Every day as many as 400 vulnerable children cross the border between Mexico and the U.S. Their numbers have surged, according to U.S. Customs and Border Protection, with more than 52,000 unaccompanied minors coming into the U.S. during the past nine months and as many as 100,000 expected by the end of the year.
Three-fourths of the children traveling without an adult come from three Central American countries: Honduras, Guatemala, and El Salvador. According to reports, parents and families are sending children to the U.S. so they can escape violence and poverty. The U.S. federal systems designed to take detained minors through required legal processes have proved inadequate to meet the demands of the recent influx of unprotected children and youth.
In light of the developing humanitarian crisis taking place along the southern U.S. border, the Church of the Nazarene is actively assessing the situation to determine the best ways the church can be involved in meeting the needs of these children.
The greatest need is creating temporary shelter for the children as they go through the legal system that determines their permanent placement. According to U.S. law, children who are detained at the border must be housed and protected while they go through these judicial proceedings and other legal processes.
In response, the Church of the Nazarene partnered with the National Latino Evangelical Coalition (NaLEC) and other faith-based organizations to provide temporary shelter through a federal grant for unaccompanied minors. Gabriel Salguero, co-pastor of The Lamb’s Church of the Nazarene in New York City and president of NaLEC, is leading the multi-agency response.
“Our focus is doing ministry with these children while they are in our country,” Salguero said. “These are real children real lives. As a church, we cannot turn our backs on them.”
As part of the joint project, two Nazarene churches are slated to provide ongoing shelter and care to vulnerable, unaccompanied youth. These churches will create child development centers equipped to give emergency relief to between 25 and 100 children at a time for up to 18 months. The centers will provide shelter, food, clothing, education, counseling, spiritual care, and legal assistance for youth ages 13 to 17.
Joel Tooley, pastor of the Tavares, Florida, Church of the Nazarene, will coordinate the denomination’s multi-faceted response. Tooley confirmed six Nazarene districts are currently involved in direct ministry to children impacted by the border crisis.
“For over a month, leaders have been assessing the complex landscape of this crisis,” he said. “While there are many sensitive issues surrounding this situation, we are reminded that our focus as the church must remain on these vulnerable children.”
The Church of the Nazarene will continue to respond with care for vulnerable minors in the following ways:
Prayer: The U.S. church was invited by its government to participate in the active care of children; this is a significant opportunity for the church to serve with prayer.
Support: Church leaders on the USA/Canada Region are focused on creating temporary child development centers in Florida, New York, Texas, and Arizona. As temporary centers open, opportunities for short-term employment or volunteers may arise. Those who would like to financially support efforts to minister to children caught in this crisis can give through Nazarene Compassionate Ministries.

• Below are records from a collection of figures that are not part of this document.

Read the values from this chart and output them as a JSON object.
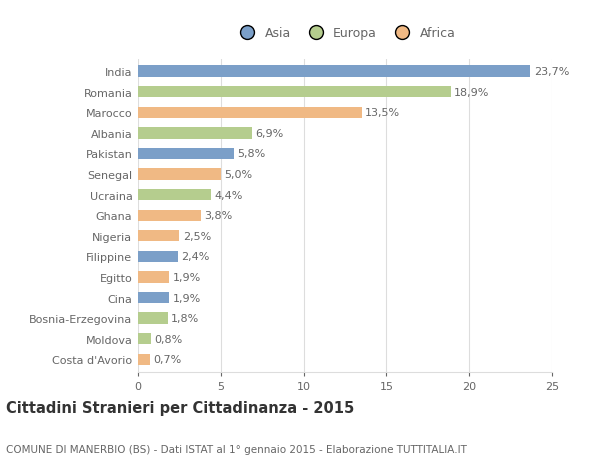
{
  "categories": [
    "Costa d'Avorio",
    "Moldova",
    "Bosnia-Erzegovina",
    "Cina",
    "Egitto",
    "Filippine",
    "Nigeria",
    "Ghana",
    "Ucraina",
    "Senegal",
    "Pakistan",
    "Albania",
    "Marocco",
    "Romania",
    "India"
  ],
  "values": [
    0.7,
    0.8,
    1.8,
    1.9,
    1.9,
    2.4,
    2.5,
    3.8,
    4.4,
    5.0,
    5.8,
    6.9,
    13.5,
    18.9,
    23.7
  ],
  "labels": [
    "0,7%",
    "0,8%",
    "1,8%",
    "1,9%",
    "1,9%",
    "2,4%",
    "2,5%",
    "3,8%",
    "4,4%",
    "5,0%",
    "5,8%",
    "6,9%",
    "13,5%",
    "18,9%",
    "23,7%"
  ],
  "colors": [
    "#f0b984",
    "#b5cd8e",
    "#b5cd8e",
    "#7b9fc8",
    "#f0b984",
    "#7b9fc8",
    "#f0b984",
    "#f0b984",
    "#b5cd8e",
    "#f0b984",
    "#7b9fc8",
    "#b5cd8e",
    "#f0b984",
    "#b5cd8e",
    "#7b9fc8"
  ],
  "legend_labels": [
    "Asia",
    "Europa",
    "Africa"
  ],
  "legend_colors": [
    "#7b9fc8",
    "#b5cd8e",
    "#f0b984"
  ],
  "title": "Cittadini Stranieri per Cittadinanza - 2015",
  "subtitle": "COMUNE DI MANERBIO (BS) - Dati ISTAT al 1° gennaio 2015 - Elaborazione TUTTITALIA.IT",
  "xlim": [
    0,
    25
  ],
  "xticks": [
    0,
    5,
    10,
    15,
    20,
    25
  ],
  "bg_color": "#ffffff",
  "bar_height": 0.55,
  "grid_color": "#dddddd",
  "text_color": "#666666",
  "label_fontsize": 8,
  "title_fontsize": 10.5,
  "subtitle_fontsize": 7.5,
  "tick_fontsize": 8,
  "ytick_fontsize": 8
}
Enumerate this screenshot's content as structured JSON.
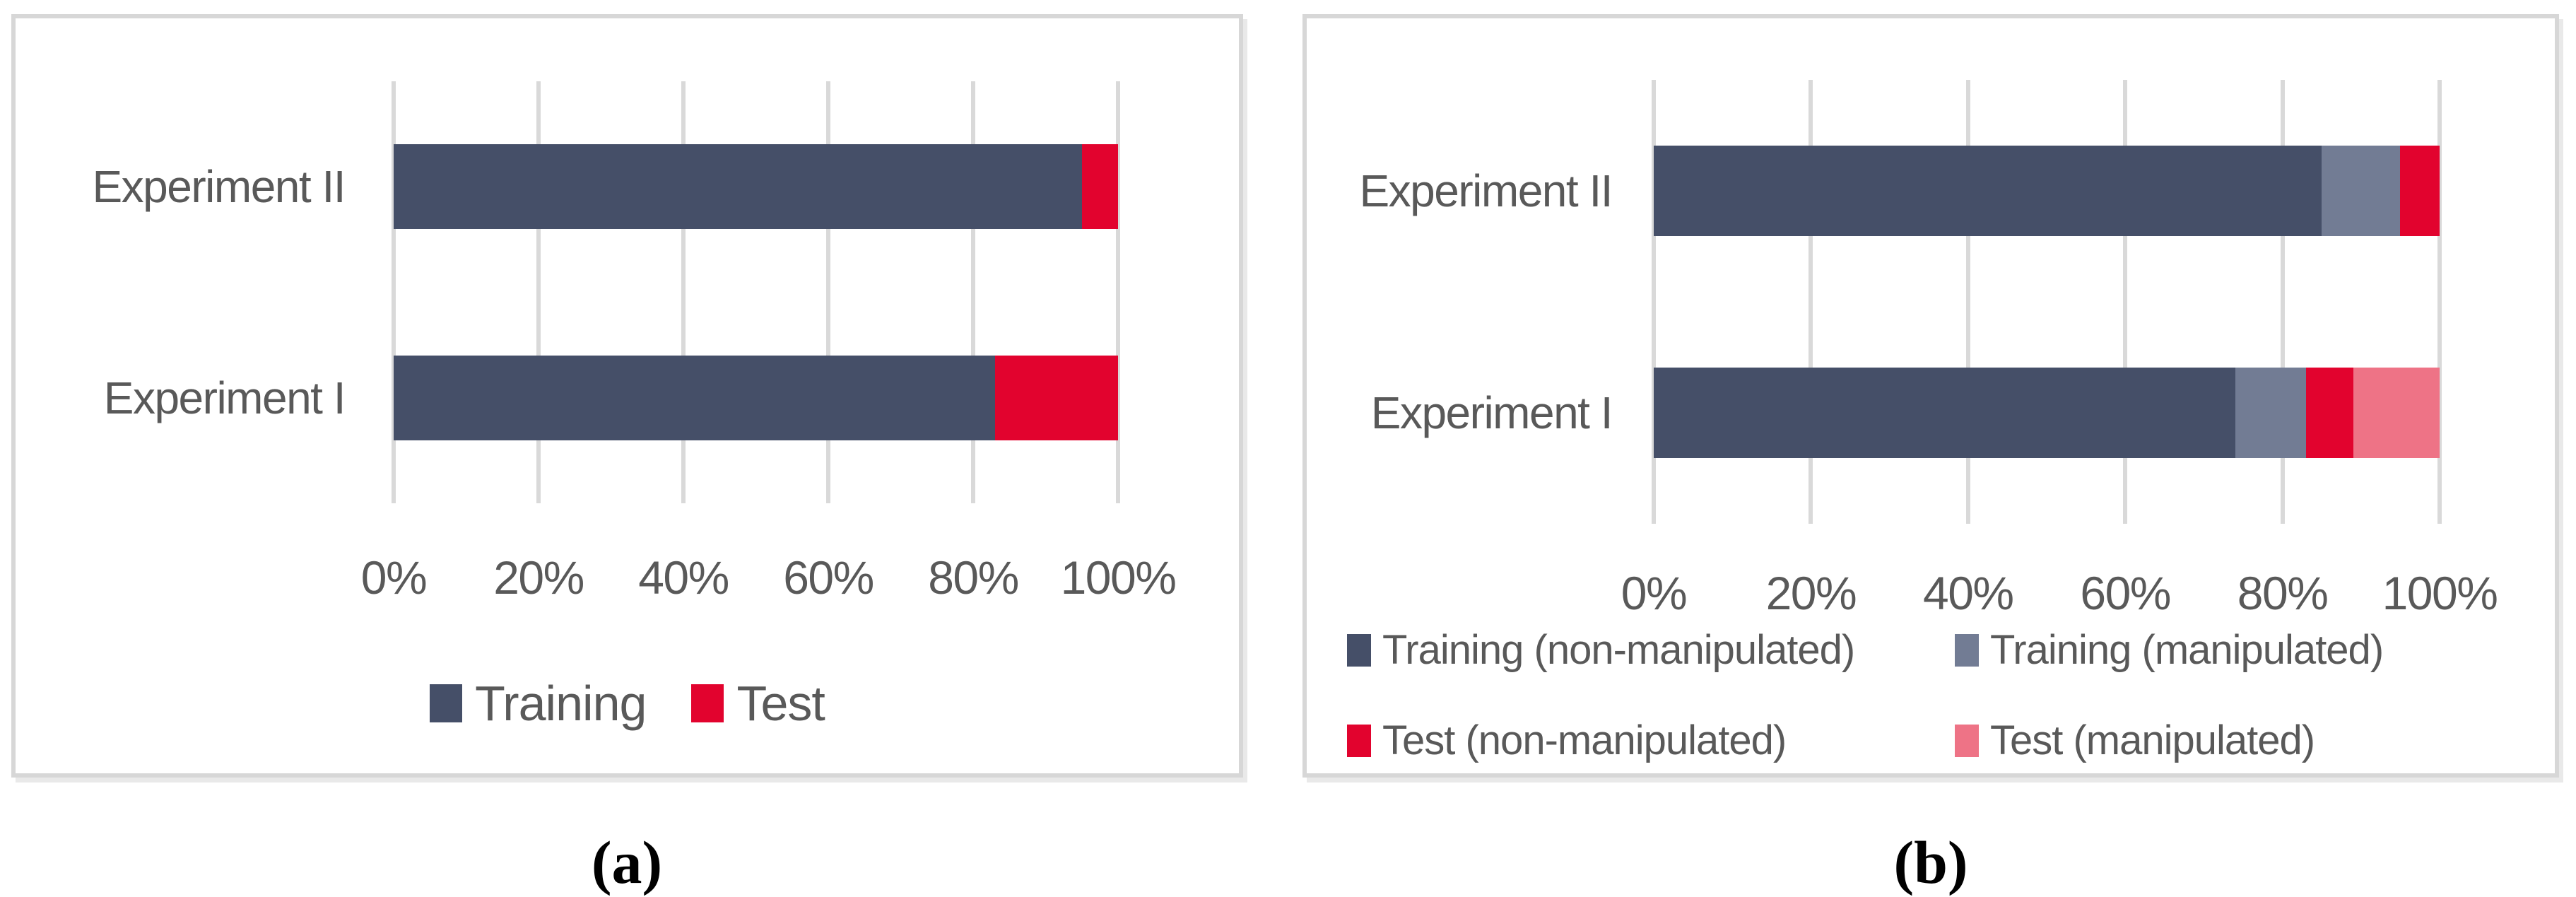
{
  "page": {
    "background": "#FFFFFF",
    "text_color": "#595959"
  },
  "captions": [
    {
      "label": "(a)"
    },
    {
      "label": "(b)"
    }
  ],
  "chart_data": [
    {
      "type": "bar",
      "orientation": "horizontal",
      "stacked": true,
      "title": "",
      "xlabel": "",
      "ylabel": "",
      "categories": [
        "Experiment II",
        "Experiment I"
      ],
      "series": [
        {
          "name": "Training",
          "color": "#454F68",
          "values": [
            95,
            83
          ]
        },
        {
          "name": "Test",
          "color": "#E2032E",
          "values": [
            5,
            17
          ]
        }
      ],
      "x_ticks": [
        "0%",
        "20%",
        "40%",
        "60%",
        "80%",
        "100%"
      ],
      "xlim": [
        0,
        100
      ],
      "grid": true,
      "legend_position": "bottom-center",
      "axis_text_color": "#595959",
      "gridline_color": "#D9D9D9",
      "panel_border_color": "#D7D7D7"
    },
    {
      "type": "bar",
      "orientation": "horizontal",
      "stacked": true,
      "title": "",
      "xlabel": "",
      "ylabel": "",
      "categories": [
        "Experiment II",
        "Experiment I"
      ],
      "series": [
        {
          "name": "Training (non-manipulated)",
          "color": "#454F68",
          "values": [
            85,
            74
          ]
        },
        {
          "name": "Training (manipulated)",
          "color": "#727C94",
          "values": [
            10,
            9
          ]
        },
        {
          "name": "Test (non-manipulated)",
          "color": "#E2032E",
          "values": [
            5,
            6
          ]
        },
        {
          "name": "Test (manipulated)",
          "color": "#EE7386",
          "values": [
            0,
            11
          ]
        }
      ],
      "x_ticks": [
        "0%",
        "20%",
        "40%",
        "60%",
        "80%",
        "100%"
      ],
      "xlim": [
        0,
        100
      ],
      "grid": true,
      "legend_position": "bottom-two-column",
      "axis_text_color": "#595959",
      "gridline_color": "#D9D9D9",
      "panel_border_color": "#D7D7D7"
    }
  ]
}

Advocacy: Church leaders invite U.S. citizens to advocate on behalf of vulnerable children and for reformed immigration laws that reflect biblical values.

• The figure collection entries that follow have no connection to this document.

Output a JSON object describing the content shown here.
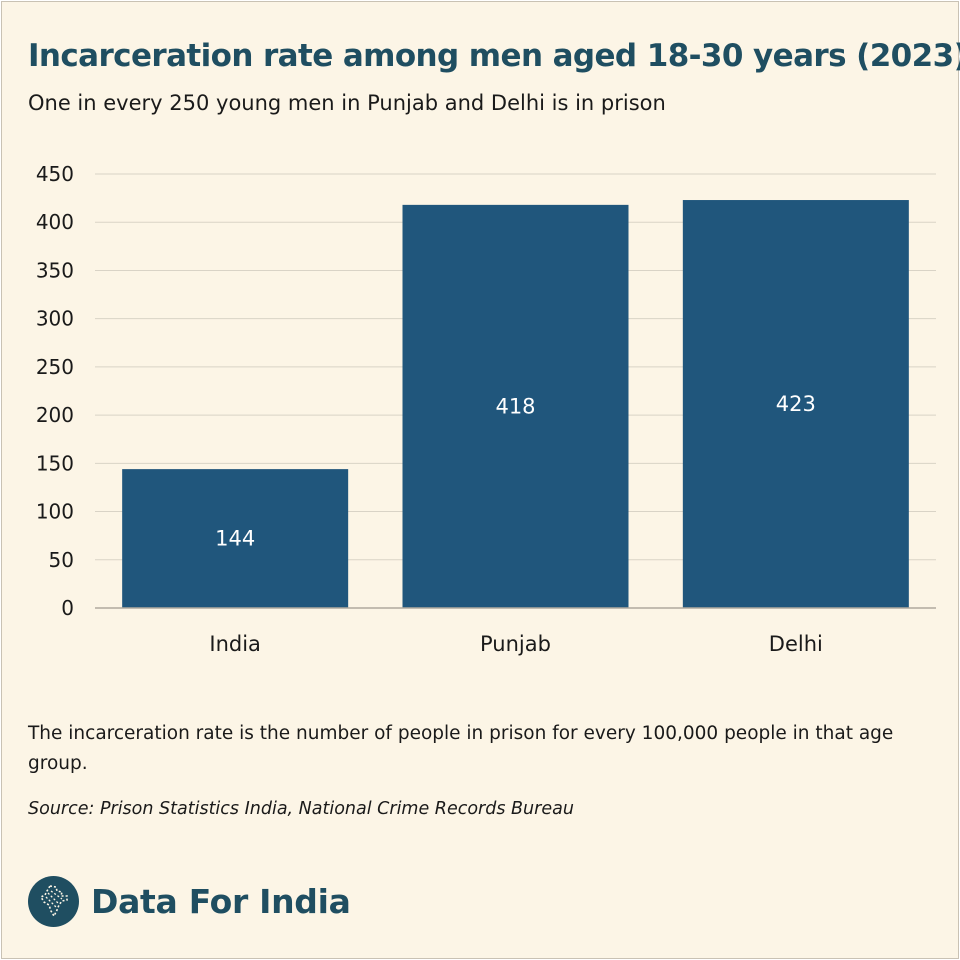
{
  "title": "Incarceration rate among men aged 18-30 years (2023)",
  "subtitle": "One in every 250 young men in Punjab and Delhi is in prison",
  "note": "The incarceration rate is the number of people in prison for every 100,000 people in that age group.",
  "source": "Source: Prison Statistics India, National Crime Records Bureau",
  "brand": {
    "name": "Data For India",
    "logo_icon": "india-map-icon"
  },
  "colors": {
    "bar": "#20567c",
    "bar_label": "#ffffff",
    "grid": "#d9d3c6",
    "baseline": "#b0aa9e",
    "tick_text": "#1a1a1a",
    "title": "#1f4e61",
    "background": "#fcf5e6"
  },
  "chart_data": {
    "type": "bar",
    "categories": [
      "India",
      "Punjab",
      "Delhi"
    ],
    "values": [
      144,
      418,
      423
    ],
    "data_labels": [
      "144",
      "418",
      "423"
    ],
    "ylim": [
      0,
      450
    ],
    "yticks": [
      0,
      50,
      100,
      150,
      200,
      250,
      300,
      350,
      400,
      450
    ],
    "grid": true,
    "legend": "none"
  }
}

The Board of General Superintendents endorsed the efforts of the Evangelical Immigration Table. They are joined by leaders of other denominations and Christian organizations, including Jo Anne Lyon, general superintendent of The Wesleyan Church; Leith Anderson, president of the National Association of Evangelicals; William A. Roberts, national commander of The Salvation Army; Jim Daly, president and CEO of Focus on the Family; Stephan Bauman, president and CEO of World Relief; William Robinson, interim president of the Council for Christian Colleges and Universities; and Daniel F. Flores, president of Sociedad Wesleyana.
“I am confident that our churches will respond appropriately,” said David Busic, Church of the Nazarene general superintendent. “We will open our hearts to anyone who is in need. The Father of the fatherless urges us He compels us to respond to these children with care and compassion.”